Jak mówił sędzia Paweł Księżak w sprawozdaniu z etapu kontroli protestów przez trzyosobowe składy sędziowskie, aż 88 proc. z nich było formalnie niedopuszczalnych i nie nadawano im biegu. Dlatego że nie wniesiono ich w terminie lub nie sformułowano zarzutów właściwych dla protestów wyborczych (wymaganych przez art. 82 § 1 kodeksu wyborczego), lub nie poparto zarzutów dowodami albo w inny sposób uchybiono wymogom formalnym stawianym przed zarzutami.
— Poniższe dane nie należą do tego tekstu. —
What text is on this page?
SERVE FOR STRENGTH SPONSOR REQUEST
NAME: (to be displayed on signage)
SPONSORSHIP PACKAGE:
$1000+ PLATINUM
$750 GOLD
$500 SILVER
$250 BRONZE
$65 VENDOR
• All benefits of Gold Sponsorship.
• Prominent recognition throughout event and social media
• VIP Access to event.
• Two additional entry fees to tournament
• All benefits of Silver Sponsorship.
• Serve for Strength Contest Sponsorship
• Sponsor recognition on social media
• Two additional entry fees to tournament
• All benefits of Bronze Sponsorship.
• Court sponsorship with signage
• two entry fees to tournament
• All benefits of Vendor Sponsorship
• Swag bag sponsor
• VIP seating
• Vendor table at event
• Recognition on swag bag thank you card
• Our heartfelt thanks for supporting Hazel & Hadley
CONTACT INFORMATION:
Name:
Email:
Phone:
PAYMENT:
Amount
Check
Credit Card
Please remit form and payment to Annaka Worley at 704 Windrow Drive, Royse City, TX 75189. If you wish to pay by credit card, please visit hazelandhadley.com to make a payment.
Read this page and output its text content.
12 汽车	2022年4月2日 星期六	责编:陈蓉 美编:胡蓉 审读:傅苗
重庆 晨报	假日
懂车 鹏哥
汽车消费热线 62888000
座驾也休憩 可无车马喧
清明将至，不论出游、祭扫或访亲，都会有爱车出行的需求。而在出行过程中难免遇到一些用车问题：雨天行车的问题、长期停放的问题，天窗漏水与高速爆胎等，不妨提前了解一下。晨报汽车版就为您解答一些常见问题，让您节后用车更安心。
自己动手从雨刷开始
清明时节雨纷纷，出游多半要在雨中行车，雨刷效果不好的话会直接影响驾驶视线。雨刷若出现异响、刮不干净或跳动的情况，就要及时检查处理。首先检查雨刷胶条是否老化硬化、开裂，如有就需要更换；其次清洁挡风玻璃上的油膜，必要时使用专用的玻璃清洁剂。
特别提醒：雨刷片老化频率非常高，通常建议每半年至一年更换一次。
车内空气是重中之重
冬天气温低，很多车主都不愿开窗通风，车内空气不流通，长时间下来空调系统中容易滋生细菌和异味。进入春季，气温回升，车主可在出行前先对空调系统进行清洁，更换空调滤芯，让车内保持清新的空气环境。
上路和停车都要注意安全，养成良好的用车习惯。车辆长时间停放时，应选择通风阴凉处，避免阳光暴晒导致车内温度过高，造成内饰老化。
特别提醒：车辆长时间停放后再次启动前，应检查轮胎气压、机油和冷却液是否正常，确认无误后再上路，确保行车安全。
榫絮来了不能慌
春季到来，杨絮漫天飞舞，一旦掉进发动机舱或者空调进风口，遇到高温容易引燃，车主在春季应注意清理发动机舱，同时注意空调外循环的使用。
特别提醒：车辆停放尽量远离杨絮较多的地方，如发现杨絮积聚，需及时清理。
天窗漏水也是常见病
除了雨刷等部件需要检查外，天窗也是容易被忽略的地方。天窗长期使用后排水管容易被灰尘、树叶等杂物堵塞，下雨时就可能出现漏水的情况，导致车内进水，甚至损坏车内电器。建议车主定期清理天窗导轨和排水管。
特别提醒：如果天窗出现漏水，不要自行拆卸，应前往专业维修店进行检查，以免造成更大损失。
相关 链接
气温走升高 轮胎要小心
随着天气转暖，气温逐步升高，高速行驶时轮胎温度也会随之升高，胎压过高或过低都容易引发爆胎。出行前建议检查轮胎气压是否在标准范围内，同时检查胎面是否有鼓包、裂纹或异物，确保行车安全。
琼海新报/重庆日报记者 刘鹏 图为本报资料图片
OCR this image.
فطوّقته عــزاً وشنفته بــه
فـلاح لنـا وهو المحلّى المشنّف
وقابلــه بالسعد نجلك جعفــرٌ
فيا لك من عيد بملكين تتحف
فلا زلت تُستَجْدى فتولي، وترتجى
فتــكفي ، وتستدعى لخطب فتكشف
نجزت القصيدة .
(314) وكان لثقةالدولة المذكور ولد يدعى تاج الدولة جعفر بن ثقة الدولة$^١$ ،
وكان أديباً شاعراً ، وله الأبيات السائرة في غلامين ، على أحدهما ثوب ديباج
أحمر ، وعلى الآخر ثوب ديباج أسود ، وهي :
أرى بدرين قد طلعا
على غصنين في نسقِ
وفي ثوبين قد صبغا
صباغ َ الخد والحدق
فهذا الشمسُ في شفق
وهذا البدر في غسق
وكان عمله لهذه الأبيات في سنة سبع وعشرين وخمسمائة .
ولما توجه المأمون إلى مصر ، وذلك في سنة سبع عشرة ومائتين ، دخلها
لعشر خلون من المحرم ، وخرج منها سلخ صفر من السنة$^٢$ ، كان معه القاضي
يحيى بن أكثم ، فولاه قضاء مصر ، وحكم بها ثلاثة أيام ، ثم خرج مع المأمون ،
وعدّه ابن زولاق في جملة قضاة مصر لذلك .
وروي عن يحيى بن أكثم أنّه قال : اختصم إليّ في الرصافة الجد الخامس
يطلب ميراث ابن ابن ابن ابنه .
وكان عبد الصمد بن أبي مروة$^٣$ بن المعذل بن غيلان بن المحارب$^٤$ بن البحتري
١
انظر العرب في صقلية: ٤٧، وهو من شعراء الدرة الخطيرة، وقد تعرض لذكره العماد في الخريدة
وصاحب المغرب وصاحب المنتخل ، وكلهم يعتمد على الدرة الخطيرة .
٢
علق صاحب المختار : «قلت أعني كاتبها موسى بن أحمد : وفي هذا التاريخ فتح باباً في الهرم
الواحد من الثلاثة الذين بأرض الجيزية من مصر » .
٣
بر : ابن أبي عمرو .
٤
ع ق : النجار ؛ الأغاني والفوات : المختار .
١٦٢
Wśród nich był protest Komitetu Wyborczego Rafała Trzaskowskiego, w którym m.in. zarzucono, że wybory przeprowadzono w niekonstytucyjnym terminie, na co SN odpowiedział, że przedmiotem protestu nie może być ocena zgodności z konstytucją zmian ustawowych dotyczących procesu wyborczego. Załączone do protestu wydruki sporządzanych na internetowym formularzu nie mają bowiem mocy dowodowej, a wiele z nich nie zawierało nawet wskazania miejsca kwestionowanego zdarzenia, a większość adresów e-mailowych była anonimowa lub nawet wulgarna.